Traditional analysis in the area using these computing and data services revolves around the creation of physics-based models. These are developed and executed by geoscience professionals with a deep understanding of geology, geophysics, engineering, reservoir dynamics, production technology, and economics, among other things. Data managers support these geoscience professionals to ensure high-quality data that powers the decision-making process. In contexts with a high data density, significant actions are now being invested in advanced analytical techniques such as machine learning to augment decisions traditionally made exclusively by geoscientists and engineers.
Many scientists and companies believe that they can generate fresh insight, reduce decision cycle times, and steal a march on their competition by automating the search for patterns and relationships in their data. Therefore, geophysics and data science, including algorithms, mathematical models, and computing, must converge for developing experiments for obtaining insight and foresight about the observations contained in data collections. Furthermore, experiments represent best practices for addressing problems and questions on geophysics that must be treated as data and knowledge to be shared and reused by scientists and practitioners.

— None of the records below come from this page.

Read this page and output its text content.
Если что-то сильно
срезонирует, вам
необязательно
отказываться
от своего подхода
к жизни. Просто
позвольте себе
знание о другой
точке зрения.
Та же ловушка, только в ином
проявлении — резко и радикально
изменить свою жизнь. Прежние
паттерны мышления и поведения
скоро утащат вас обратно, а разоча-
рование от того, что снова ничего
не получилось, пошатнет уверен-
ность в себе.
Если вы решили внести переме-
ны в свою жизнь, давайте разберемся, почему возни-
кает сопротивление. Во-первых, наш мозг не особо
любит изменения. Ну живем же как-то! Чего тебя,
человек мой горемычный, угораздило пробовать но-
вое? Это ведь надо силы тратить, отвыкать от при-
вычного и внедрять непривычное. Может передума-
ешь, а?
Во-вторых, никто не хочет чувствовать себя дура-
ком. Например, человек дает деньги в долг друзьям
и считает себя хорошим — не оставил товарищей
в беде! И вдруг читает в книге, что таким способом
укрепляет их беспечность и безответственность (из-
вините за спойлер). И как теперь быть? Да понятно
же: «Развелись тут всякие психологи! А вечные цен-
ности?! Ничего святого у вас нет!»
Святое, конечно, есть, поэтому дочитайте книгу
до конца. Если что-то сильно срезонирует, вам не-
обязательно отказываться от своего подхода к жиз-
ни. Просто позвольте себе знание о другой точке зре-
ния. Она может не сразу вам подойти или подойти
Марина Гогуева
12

The ADAGEO Summit and Thematic School aim at promoting scientific discussion and practical actions and projects that can address geosciences problems through data science solutions. Thereby, the activities and interaction in this event will build a scientific and practitioners’ transdisciplinary community the will develop a novel way of doing geosciences.
Topics
Experiments will provide the ground to devise new data curation approaches to define new techniques for processing heterogeneous data. In addition, statistical knowledge is essential for extracting information from the massive amount of data we will process. New methods and models will be crucial to model data and make conclusions in a timely fashion.